Learn How Web Data Can Uncover Consumer Sentiment

Customer Reviews in the Marketplace 

Customer reviews are arguably the most valuable sentiment data any digital retail business can collect and analyze. Here, buyers share exactly what they like or dislike about a product, allowing a company to stay customer-focused. For example, a company that sells portable speakers. By analyzing customer reviews, they can learn that most consumers prefer speakers that are:

  • waterproof
  • have long battery life (24 hours+)
  • designed for outdoor use. 

While a fair share of customers express dislike for:

  • Large devices
  • Complicated setup and Bluetooth pairing
  • Speakers that lack sound customization options (e.g., equalizers, bass dominance, etc.).

These consumer reviews are considered the most accurate of all available to companies. By analyzing them alongside factors like geography and age range, companies can decide how to use this information. They might choose to optimize product features or adjust ad campaigns and marketing to highlight what the target audience is looking for.

Social Media Sentiment 

Social media is another place where consumer sentiment can be identified. This can be expressed through:

  • A product review or unboxing video on YouTube
  • A social media post describing the experience of using a new product
  • A dedicated Reddit thread discussing an entire product category, such as "Gas grills - pros and cons."

By analyzing videos, posts, and threads for recurring "social sentiment indicators," companies can begin to form a user-generated picture of the market. For instance, if unboxing videos are generating increasing negativity or frustration due to a missing accessory, such as a cable. Companies can address this by sending the missing part to the disappointed influencer, who can then go live and leave a positive review of the company. 

Search Engine Trends 

How people interact with search engines is a powerful way to gauge sentiment. Most consumer journeys begin with a search query. When aggregated and analyzed, a clear picture emerges of the collective questions being asked in an industry at any given time. For example, a company in the automotive industry might find that consumers in Russia are searching for:

  • Are electric vehicles (EVs) really cheaper than gas?
  • Does the government offer tax incentives for EVs?
  • What is the difference in carbon footprint between an EV and a gas car? 

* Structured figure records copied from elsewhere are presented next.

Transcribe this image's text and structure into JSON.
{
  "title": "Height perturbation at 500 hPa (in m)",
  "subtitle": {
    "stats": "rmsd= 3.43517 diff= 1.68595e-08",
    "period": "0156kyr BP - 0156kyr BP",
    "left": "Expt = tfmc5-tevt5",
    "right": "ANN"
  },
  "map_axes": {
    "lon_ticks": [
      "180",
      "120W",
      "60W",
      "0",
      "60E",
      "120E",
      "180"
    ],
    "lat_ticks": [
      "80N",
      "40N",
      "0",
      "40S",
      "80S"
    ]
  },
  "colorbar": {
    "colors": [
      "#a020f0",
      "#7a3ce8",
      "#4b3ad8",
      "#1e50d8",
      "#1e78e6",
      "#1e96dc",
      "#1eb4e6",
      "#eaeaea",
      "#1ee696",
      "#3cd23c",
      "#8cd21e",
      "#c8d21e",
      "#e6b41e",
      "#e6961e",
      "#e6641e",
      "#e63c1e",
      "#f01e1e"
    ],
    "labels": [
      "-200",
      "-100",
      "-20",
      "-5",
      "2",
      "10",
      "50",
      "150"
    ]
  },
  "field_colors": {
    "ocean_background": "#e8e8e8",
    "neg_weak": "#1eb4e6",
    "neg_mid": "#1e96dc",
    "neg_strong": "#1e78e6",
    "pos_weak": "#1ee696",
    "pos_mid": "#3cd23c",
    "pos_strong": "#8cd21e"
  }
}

This reveals that many consumers are skeptical about or unaware of the benefits of owning a non-fossil fuel vehicle. This insight can allow EV companies to create educational webinars, blog posts, and courses to help inform and ultimately convince the target audience. 

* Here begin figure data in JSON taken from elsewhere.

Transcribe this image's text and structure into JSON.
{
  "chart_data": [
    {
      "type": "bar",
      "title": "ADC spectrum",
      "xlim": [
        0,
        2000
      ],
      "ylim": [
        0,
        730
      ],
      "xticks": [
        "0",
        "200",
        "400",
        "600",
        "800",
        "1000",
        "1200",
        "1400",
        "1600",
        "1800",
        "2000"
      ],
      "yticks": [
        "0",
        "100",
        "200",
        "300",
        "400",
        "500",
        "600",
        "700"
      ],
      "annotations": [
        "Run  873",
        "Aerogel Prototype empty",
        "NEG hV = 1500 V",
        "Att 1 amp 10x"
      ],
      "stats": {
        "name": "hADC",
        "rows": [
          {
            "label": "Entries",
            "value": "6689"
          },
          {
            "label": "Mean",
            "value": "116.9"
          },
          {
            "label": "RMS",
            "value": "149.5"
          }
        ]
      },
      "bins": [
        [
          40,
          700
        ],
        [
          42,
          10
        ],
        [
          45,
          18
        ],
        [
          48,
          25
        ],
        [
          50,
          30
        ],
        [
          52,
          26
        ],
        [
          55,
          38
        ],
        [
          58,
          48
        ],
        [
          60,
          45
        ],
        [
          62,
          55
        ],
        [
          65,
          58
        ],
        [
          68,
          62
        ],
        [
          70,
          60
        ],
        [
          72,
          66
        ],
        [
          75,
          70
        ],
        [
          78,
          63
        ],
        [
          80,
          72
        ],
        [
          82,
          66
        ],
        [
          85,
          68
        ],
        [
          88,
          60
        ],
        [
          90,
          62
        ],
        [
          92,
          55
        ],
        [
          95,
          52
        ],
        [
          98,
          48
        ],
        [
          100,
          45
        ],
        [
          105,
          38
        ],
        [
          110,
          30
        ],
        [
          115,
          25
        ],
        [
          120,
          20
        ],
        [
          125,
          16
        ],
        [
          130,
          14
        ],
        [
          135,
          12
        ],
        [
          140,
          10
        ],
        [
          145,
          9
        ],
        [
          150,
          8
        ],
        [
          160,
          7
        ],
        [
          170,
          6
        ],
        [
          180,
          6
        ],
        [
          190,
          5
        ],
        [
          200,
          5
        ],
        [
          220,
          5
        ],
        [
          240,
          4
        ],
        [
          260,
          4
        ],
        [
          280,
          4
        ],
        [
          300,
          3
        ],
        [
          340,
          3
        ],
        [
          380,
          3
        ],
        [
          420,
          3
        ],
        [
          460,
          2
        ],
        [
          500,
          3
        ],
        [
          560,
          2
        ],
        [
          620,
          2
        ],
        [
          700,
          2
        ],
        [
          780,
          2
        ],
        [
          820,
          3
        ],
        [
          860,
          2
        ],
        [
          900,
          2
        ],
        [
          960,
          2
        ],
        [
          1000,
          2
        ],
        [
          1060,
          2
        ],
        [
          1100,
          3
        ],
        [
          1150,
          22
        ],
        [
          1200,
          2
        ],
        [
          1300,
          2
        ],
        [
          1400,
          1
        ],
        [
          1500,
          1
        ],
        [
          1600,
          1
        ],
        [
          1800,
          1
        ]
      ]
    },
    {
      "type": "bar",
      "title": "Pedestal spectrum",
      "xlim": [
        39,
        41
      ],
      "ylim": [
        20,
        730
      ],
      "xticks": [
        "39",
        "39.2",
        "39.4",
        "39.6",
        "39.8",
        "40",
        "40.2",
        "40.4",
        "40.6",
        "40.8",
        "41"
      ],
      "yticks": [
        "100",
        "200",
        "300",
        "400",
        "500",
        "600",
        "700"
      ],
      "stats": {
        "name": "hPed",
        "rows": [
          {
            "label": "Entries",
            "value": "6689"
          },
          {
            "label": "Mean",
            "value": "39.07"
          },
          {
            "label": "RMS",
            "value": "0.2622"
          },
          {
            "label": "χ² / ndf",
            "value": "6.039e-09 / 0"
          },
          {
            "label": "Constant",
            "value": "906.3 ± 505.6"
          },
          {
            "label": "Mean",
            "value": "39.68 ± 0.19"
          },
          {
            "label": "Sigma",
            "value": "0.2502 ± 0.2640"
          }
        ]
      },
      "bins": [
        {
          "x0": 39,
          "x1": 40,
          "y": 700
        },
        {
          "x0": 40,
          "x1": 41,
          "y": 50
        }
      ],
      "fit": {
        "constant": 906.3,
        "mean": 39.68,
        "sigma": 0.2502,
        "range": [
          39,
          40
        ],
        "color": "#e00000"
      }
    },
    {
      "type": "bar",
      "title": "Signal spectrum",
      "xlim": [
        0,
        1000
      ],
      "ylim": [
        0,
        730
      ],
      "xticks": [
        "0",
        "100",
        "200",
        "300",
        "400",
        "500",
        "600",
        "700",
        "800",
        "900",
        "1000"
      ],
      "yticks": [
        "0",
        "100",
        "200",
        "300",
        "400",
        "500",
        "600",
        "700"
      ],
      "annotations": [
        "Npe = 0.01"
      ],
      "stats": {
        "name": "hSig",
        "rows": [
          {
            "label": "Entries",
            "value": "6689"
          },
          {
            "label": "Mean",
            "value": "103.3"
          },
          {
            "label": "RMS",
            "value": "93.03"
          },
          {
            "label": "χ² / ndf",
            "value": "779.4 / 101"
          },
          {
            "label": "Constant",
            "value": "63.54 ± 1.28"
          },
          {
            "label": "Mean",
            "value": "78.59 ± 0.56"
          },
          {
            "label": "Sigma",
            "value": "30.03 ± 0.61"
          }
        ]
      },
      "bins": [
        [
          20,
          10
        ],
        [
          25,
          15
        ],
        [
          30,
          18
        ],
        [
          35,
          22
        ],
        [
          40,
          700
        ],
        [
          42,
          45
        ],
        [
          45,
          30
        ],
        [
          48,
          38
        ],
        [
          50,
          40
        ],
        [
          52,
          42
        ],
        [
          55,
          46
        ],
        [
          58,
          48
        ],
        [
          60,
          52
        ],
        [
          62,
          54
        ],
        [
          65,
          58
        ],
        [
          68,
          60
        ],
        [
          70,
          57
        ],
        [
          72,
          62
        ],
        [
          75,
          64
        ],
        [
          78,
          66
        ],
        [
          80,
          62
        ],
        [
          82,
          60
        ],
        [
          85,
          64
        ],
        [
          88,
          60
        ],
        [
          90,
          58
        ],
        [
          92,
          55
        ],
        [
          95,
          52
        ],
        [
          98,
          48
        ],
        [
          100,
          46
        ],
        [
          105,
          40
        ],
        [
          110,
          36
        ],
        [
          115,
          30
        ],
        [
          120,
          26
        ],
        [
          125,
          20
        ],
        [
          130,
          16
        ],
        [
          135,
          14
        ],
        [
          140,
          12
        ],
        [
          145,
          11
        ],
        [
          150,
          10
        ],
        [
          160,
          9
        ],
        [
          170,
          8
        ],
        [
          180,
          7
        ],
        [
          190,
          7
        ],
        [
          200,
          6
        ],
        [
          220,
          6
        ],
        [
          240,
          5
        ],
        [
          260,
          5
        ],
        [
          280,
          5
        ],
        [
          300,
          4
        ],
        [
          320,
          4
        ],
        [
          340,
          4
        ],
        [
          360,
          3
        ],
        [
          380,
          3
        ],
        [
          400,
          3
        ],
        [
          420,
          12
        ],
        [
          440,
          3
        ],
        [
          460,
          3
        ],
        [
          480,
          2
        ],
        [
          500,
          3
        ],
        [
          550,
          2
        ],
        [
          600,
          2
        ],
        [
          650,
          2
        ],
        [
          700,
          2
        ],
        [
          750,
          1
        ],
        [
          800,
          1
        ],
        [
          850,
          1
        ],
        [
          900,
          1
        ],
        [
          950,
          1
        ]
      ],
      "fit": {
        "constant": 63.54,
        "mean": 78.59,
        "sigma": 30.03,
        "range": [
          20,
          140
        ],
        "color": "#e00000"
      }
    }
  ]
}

Competitor Listing Analysis 

Another rich source of consumer sentiment data is analyzing competitor listing performance data. This can include:

  • seasonal sales trends
  • correlation between promotions and sell-through rates (STR)
  • seller ratings. 

This data can provide insights into what consumers think about certain sellers, as well as what external factors influence positive purchase decisions (especially emotional or impulse buys). Sometimes a correlation can be found between two data points that indicate unplanned purchase decisions, such as:

  • a change in product image in the listing and a sales spike
  • price fluctuations and an increase/decrease in STR
  • a change in seller rating corresponding to higher-than-usual click-through rates (CTR).

Conclusion

The ability to collect consumer sentiment data enables companies to:

  • Optimize product features and marketing campaigns
  • Identify negative feedback with the ability to adjust course 
  • Spot information gaps, giving companies the opportunity to educate and convert the target audience
  • Benchmark competitor data, uncovering new paths to positive purchase decisions. 

However, manual data collection can be resource-intensive, so many companies opt for fully automated data collection solutions.